To discuss your circumstances with our professional and friendly Private Client Team, please get in touch.
Is a Guardianship Order appropriate in my circumstances?
The court will only grant a Guardianship Order if it will benefit the adult and it is considered the best way to achieve that benefit. Where possible, the past and present wishes of the adult will be taken into account, as well as the views of close relatives and carers, to decide if the Order is appropriate.
When you contact our Private Client lawyers, we will take the time to understand your circumstances thoroughly and provide an honest assessment of whether it’s likely that the Order will be granted. We have extensive experience advising clients in this area and understand the principles the court applies to every case. If we believe a Guardianship Order is not the best solution, we will advise on the other options open to you.
How do I apply for a Guardianship Order?
The application process is complex and so support from an experienced legal practitioner is recommended. We can draft the application on your behalf, setting out clearly the powers you wish to be granted. You must include three particular reports with your application: two medical certificates of incapacity and one suitability report to be completed by a Mental Health Officer from the relevant Local Authority.

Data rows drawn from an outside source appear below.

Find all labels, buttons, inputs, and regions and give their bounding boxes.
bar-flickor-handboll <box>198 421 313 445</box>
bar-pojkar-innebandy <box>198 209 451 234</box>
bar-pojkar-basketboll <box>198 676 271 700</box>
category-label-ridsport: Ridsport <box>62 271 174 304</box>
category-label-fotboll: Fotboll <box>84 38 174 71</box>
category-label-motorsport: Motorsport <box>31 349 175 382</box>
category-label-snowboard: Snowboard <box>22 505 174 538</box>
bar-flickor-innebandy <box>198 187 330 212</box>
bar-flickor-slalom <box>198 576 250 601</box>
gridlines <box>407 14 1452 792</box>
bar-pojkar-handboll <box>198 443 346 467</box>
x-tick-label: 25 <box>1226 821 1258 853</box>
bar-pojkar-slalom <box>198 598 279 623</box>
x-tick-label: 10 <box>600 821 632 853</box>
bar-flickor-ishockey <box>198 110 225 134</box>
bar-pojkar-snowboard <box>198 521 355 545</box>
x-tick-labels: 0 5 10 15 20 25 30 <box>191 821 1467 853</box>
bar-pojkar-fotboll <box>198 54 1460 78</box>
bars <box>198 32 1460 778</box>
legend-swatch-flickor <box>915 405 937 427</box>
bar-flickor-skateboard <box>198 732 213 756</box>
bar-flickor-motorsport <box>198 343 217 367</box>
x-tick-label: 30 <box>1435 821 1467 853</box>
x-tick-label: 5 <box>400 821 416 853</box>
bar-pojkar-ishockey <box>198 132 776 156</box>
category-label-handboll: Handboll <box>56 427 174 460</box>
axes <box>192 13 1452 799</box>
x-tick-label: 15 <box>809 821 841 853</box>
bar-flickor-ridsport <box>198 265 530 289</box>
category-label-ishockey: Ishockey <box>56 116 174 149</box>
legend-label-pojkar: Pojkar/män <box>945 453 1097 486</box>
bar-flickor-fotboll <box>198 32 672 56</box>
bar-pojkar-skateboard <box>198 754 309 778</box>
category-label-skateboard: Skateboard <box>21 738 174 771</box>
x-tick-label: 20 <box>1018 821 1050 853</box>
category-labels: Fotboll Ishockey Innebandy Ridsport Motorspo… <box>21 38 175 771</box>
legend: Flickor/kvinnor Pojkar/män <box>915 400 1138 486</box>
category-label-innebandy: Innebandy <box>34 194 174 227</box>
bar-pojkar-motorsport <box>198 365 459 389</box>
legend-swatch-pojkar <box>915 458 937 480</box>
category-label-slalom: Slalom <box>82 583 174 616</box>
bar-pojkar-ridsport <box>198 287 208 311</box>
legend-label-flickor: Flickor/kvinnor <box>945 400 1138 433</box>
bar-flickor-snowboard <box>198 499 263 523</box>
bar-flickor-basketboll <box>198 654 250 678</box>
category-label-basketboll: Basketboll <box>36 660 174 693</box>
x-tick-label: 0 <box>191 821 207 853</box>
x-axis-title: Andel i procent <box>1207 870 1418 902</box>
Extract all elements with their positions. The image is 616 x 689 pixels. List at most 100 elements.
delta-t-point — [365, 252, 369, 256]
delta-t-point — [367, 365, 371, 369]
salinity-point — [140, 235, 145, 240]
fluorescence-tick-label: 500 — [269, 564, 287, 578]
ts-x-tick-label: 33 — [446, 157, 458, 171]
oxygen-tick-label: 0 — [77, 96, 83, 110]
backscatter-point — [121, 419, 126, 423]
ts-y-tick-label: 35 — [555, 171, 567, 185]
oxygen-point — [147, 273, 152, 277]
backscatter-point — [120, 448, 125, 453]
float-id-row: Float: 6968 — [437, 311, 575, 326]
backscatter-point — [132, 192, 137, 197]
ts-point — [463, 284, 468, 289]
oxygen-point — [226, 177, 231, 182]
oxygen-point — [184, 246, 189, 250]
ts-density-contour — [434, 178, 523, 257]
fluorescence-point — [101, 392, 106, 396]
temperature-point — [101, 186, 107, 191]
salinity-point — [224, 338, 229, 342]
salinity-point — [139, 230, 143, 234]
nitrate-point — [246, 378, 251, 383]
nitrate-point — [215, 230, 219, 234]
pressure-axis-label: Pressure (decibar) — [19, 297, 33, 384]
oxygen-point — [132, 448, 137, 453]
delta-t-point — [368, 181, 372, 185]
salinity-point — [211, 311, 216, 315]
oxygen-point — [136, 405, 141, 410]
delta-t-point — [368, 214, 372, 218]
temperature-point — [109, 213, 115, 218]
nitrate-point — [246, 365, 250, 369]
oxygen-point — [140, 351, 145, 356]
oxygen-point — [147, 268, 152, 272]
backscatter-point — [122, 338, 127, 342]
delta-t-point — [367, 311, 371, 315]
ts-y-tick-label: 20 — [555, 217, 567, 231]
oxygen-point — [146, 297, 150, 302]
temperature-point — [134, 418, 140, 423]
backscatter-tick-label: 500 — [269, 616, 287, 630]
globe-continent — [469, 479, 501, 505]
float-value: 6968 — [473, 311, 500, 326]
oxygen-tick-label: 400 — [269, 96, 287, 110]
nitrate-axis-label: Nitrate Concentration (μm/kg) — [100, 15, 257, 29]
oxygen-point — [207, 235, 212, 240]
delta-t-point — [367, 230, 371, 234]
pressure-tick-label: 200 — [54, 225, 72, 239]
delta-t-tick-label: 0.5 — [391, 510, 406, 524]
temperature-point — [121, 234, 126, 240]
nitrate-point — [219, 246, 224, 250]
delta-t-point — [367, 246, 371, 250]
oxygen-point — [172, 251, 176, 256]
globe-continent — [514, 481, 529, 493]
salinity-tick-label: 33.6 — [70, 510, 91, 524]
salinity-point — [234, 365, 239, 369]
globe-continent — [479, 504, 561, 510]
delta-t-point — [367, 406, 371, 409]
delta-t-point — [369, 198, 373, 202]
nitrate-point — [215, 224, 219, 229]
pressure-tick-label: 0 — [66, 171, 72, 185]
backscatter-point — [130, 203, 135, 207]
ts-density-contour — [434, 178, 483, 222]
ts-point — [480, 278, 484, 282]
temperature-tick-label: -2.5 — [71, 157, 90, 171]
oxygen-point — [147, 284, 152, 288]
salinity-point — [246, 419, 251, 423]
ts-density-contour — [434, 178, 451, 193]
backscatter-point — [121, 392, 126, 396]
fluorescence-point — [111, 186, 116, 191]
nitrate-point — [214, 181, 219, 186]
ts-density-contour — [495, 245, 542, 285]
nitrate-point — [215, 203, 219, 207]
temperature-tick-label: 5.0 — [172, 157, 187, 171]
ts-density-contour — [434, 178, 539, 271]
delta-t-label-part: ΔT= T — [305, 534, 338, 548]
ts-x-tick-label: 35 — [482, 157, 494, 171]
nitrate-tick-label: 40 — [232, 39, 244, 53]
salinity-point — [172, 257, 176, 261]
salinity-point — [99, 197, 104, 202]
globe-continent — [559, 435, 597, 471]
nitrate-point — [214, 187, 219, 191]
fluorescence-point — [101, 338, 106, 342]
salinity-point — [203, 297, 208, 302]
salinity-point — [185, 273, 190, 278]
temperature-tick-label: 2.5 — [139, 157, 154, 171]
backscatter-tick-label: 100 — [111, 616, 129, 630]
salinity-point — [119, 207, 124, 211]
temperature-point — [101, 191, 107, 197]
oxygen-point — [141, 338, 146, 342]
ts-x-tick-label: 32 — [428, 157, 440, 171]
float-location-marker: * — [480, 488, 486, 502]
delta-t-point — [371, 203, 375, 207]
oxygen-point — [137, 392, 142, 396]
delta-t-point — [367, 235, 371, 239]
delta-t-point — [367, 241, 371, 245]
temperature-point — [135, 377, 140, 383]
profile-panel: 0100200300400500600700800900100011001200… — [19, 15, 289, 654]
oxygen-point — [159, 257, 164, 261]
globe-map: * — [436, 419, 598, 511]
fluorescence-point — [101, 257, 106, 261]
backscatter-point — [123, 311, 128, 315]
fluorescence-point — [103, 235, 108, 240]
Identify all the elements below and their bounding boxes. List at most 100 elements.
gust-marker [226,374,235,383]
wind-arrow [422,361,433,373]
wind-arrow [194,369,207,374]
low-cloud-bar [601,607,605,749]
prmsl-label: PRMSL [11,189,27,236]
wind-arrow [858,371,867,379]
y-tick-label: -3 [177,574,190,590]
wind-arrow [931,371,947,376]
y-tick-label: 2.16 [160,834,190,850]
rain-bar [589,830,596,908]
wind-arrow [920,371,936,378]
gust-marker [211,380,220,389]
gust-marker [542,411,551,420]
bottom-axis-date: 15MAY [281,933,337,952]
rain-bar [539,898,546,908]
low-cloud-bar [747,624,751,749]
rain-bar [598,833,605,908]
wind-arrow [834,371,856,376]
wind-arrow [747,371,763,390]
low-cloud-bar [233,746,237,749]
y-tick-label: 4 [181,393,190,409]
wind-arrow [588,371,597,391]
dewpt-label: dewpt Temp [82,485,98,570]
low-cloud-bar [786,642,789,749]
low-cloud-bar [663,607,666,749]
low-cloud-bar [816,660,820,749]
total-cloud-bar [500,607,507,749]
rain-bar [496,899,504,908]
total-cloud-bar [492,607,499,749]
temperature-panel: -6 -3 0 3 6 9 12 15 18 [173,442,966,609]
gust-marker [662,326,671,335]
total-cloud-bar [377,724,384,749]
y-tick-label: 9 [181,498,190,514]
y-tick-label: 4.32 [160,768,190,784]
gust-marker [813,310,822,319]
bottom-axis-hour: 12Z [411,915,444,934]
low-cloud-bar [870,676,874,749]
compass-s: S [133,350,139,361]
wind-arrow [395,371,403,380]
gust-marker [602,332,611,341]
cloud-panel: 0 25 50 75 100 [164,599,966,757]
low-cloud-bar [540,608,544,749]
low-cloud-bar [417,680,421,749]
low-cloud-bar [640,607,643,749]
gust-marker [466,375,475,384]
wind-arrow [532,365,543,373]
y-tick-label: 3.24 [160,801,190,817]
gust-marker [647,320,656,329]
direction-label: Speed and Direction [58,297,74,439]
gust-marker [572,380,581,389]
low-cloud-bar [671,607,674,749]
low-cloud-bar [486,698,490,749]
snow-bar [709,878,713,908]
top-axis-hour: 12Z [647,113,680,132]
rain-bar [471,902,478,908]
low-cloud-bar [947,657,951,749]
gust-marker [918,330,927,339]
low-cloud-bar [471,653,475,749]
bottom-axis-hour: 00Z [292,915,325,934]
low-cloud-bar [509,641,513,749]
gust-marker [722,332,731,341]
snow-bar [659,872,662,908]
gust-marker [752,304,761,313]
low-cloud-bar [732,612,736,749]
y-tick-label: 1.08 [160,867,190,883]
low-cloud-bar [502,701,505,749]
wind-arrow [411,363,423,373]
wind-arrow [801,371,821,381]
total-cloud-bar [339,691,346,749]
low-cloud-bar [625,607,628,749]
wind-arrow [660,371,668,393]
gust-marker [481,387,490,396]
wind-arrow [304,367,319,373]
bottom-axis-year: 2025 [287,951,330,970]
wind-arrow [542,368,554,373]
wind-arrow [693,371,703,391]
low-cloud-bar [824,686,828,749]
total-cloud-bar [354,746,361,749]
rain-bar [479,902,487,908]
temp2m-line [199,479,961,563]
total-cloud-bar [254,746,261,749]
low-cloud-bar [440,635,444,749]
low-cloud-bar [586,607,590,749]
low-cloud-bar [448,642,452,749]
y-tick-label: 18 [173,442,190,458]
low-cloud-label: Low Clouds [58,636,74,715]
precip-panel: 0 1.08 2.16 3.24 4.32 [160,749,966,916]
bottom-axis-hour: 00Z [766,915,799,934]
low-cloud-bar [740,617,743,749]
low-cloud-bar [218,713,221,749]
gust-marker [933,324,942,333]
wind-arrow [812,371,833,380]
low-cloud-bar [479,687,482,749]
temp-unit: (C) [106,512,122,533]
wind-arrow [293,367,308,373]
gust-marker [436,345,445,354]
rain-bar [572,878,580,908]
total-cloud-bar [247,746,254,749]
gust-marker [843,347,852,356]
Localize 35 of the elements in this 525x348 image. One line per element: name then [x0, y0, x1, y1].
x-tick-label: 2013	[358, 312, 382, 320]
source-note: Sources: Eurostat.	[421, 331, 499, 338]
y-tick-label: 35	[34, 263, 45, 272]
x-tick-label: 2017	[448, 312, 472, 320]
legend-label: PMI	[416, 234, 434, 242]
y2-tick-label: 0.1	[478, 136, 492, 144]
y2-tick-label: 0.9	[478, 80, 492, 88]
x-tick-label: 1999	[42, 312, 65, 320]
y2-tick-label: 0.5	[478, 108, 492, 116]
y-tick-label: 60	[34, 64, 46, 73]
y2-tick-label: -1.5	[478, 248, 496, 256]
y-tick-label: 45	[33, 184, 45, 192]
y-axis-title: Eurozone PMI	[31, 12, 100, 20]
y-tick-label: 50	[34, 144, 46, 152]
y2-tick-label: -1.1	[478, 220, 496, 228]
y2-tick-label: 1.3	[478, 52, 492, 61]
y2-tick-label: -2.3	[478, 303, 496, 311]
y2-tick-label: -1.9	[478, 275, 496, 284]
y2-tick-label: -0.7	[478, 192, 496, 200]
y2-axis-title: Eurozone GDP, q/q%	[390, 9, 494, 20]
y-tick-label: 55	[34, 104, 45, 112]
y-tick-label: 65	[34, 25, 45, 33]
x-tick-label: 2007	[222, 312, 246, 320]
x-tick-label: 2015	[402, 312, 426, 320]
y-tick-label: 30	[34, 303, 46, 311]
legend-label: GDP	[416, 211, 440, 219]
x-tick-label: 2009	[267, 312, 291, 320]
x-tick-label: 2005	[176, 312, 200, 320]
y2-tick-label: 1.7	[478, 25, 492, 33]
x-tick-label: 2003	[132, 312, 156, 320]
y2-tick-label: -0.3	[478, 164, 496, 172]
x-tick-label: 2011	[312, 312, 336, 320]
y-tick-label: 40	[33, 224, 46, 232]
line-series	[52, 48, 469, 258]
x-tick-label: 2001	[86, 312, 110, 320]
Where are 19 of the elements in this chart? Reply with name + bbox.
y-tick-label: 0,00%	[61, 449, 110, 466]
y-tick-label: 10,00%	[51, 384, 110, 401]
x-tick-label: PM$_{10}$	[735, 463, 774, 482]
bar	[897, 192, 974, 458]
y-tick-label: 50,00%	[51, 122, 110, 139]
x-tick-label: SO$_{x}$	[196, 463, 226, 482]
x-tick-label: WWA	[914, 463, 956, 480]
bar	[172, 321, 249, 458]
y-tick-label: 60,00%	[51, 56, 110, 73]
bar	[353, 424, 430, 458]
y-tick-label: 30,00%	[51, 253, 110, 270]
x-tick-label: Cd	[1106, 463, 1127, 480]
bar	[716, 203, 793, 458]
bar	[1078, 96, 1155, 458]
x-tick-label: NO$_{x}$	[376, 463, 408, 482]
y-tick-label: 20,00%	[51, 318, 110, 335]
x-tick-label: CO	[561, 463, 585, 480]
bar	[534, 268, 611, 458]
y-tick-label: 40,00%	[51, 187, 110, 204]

What are my responsibilities as a Guardian?
If you are appointed as a financial guardian, you will have a range of administrative duties to complete, including preparing annual accounts, an inventory of the adult’s estate and a management plan setting out how you intend to manage the adult’s affairs.
In every case, whether given financial, welfare or combined powers, you will have a responsibility to act in the adult’s best interests and within the scope of your powers. If any concerns are raised by the body responsible for supervising your role as guardian, it can investigate and take action to protect the adult.